Summary and Contributions: This paper describes a new large-scale video dataset for action recognition. The dataset is designed to resolve the diversity, privacy, and expiration issues present in the existing datasets such as Kinetics [Kay 2017] or Moments in Time [Monfort 2018]. The paper describes the procedures to build the fully-annotated dataset and several studies to examine the statistics and baseline performance of the dataset.
Strengths: The proposed dataset is a clear contribution to the computer vision community; as described in Sec 1, existing datasets have been having various issues involving the diversity, privacy, and availability / license problems, and they are major reasons why there was no ImageNet-like common benchmark in video action recognition. This work potentially resolves a majority of these problems and serves as a common important resource for the future study in video recognition. As a dataset paper, this work presents several convincing studies to show that the proposed dataset resolves diversity and other issues compared to the previous work.
Weaknesses: I do not find a major issue in this paper. This is probably unavoidable but the long-tailed distribution (Fig 5 and 6) seems to pose a challenge for rare-category recognition. It would be good if there is any technical suggestion for less frequent labels.

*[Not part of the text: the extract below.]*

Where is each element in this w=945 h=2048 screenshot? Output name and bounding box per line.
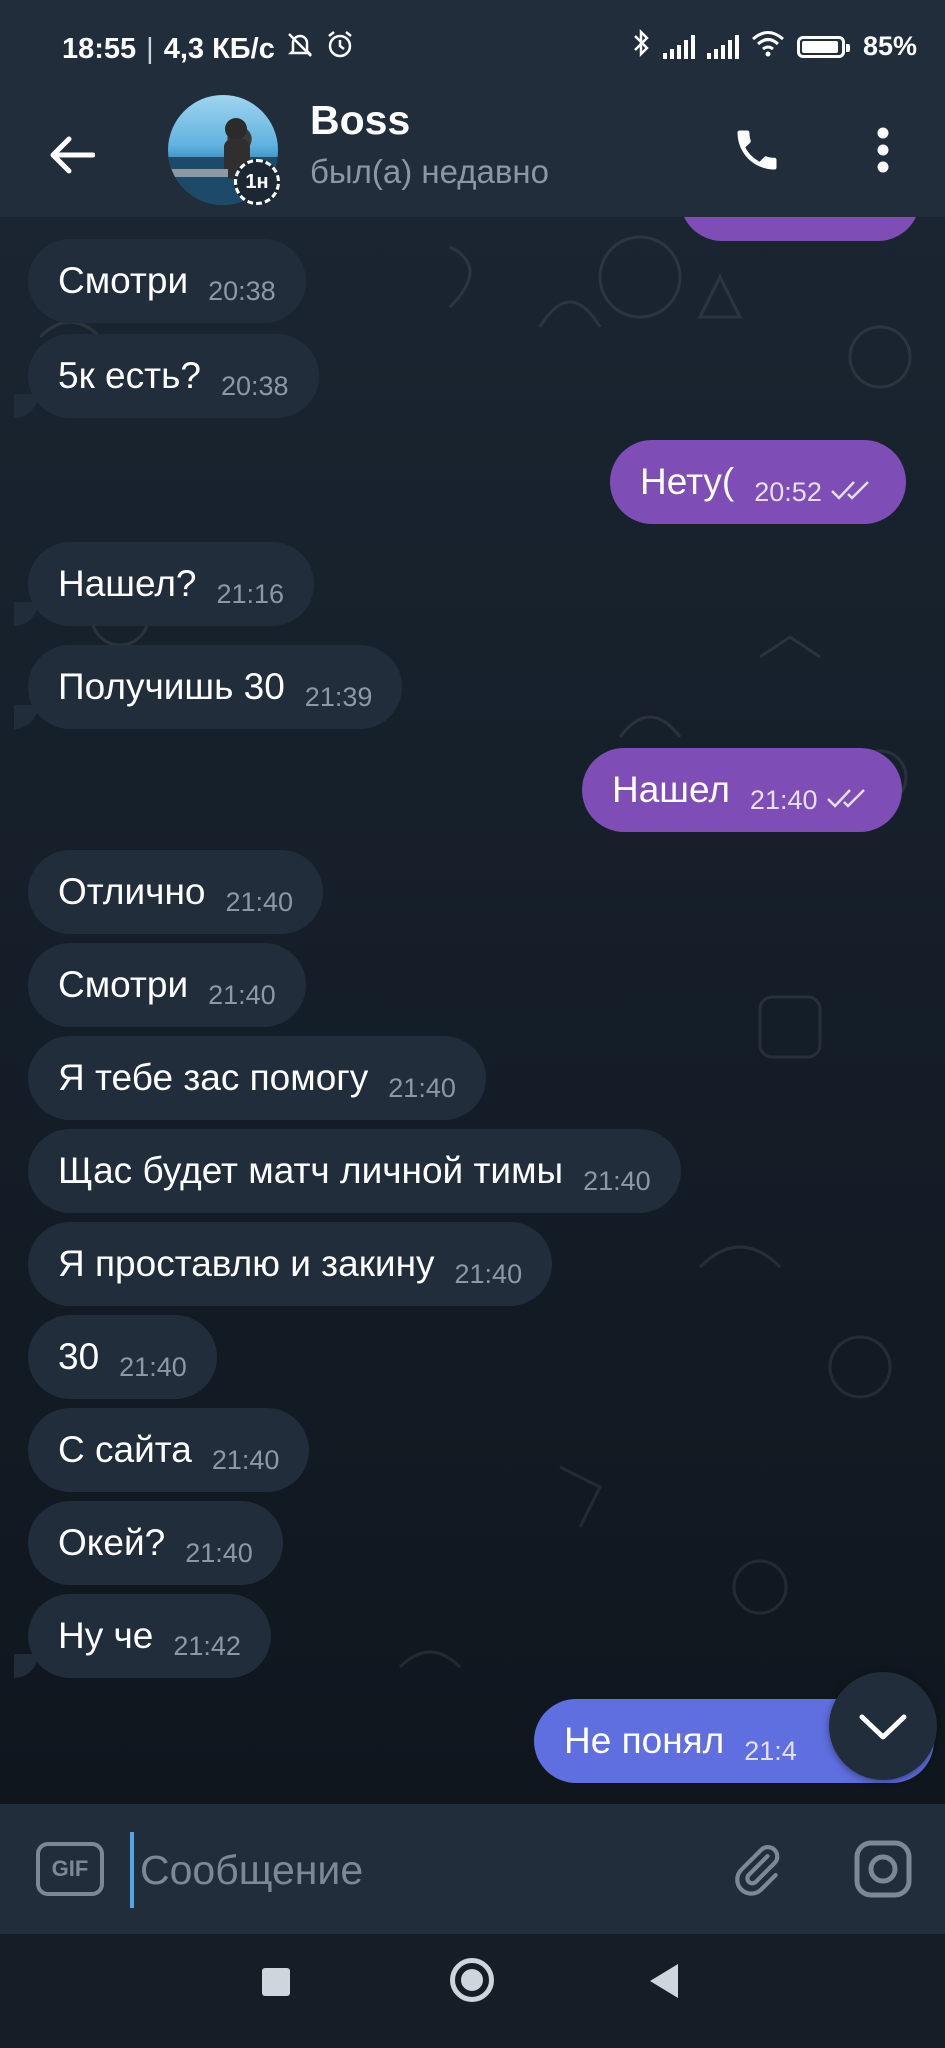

Correctness: The dataset construction process and the empirical evaluation protocol look reasonable and appropriate.
Clarity: The paper is clearly written and easy to follow in overall. (Minor) There is one sentence I could not get: > (Sec 1) Experimentally, we show diversity and lack of diversity affects the recognition.
Relation to Prior Work: The paper shows sufficient empirical studies to contrast the previous datasets, and sufficiently discusses the motivational distinctions throughout the paper.
Additional Feedback: This work really tackles on the difficult dataset issues in video recognition research. I really appreciate. UPDATE: Thanks for the author response, this work definitely makes a contribution. The final rating is the same.
Summary and Contributions: The authors collect a video dataset AViD for action recognition by collecting videos from different countries, in contrast with previous datasets, which are mainly from North America. The faces in the videos are blurred, and they also make sure that the collected videos are licensed so that the dataset keep static. Update: The authors partly addressed my concerns, and I am raising my ratings from 4 to 5.
Strengths: This paper considers the data imbalance issue in terms of countries and cultures, which I am really glad to see. I think this is an important problem in fair AI. Secondly, it has been a long existing problem that original videos on the Internet (e.g. YouTube) that are included in CV datasets get deleted over time, and it is rather cumbersome for both authors and other researchers since usually the only option is to ask the original authors for raw videos, and so I am also glad to see this factor being considered during data collection.
Weaknesses: 1) The same action could mean very different, even opposite things in different cultures (such as nodding and shaking your head). The paper does not discuss how often this happens in the dataset, and how it effects performance of models trained or tested on this dataset. 2) The results in table 5 and 6 show that models trained on AViD surpass the ones trained on other datasets. However, it is unclear where the improvements come from (larger training size of AViD, country diversity, or better video quality). 3) I feel that the paper does not have sufficient evidence to support their claim that models trained on AViD are more diverse in terms of countries. Only table 4 is related to this topic. Since this is the paper's main contribution, I feel that the authors need more comprehensive experiments to support it. 4) From table 3, AViD is still quite unbalanced (even under the simplest metric). Being a benchmark dataset that claim to be from diverse countries, AViD might lead to other researchers claiming their models to be diverse and fair simply because they train their models on AViD, which is still inherently biased. I am not an expert on this, but I think there should be a discussion.
Clarity: The paper is not perfectly written, but I can understand most of it.
Relation to Prior Work: Yes.
Additional Feedback: See the weaknesses section.
Summary and Contributions: The authors propose a new video action recognition dataset, where the videos are made from diverse countries, static with creative license and blurred to protect the privacy. The authors demonstrate the necessity of creating such a dataset by comprehensive benchmark experiments. This work will be impactful for the community.
Strengths: 1. A new diverse, static, and privacy-protected video action recognition dataset. 2. It is large enough compared to existing datasets. 3. The authors demonstrate good generalization of the models pretrained on the proposed dataset. And sufficient detailed analysis is provided.
Weaknesses: 1. Currently, all the videos are short videos. However, it is unlikely that all the source videos are already well-trimmed. If they are not, then how are the temporal boundary are determined and will these annotations be released? I would like to invite the authors to provide more clarification on this. 2. Is there a human verification or voting mechanism to make sure human annotations accurate?
Relation to Prior Work: Yes
Additional Feedback: Final rating: The author's response partially address my concerns. However, I still feel the authors could also release the temporal annotation, which will be of great importance for understanding the temporal boundaries of those actions. In terms of concerns of R2, I agree they are reasonable. But I feel some of them are actually open research problems, e.g., how to make sure the actions have no ambiguity or how to male sure the videos collected from different countries are really diverse in terns of content. Therefore, I decide to maintain my rating.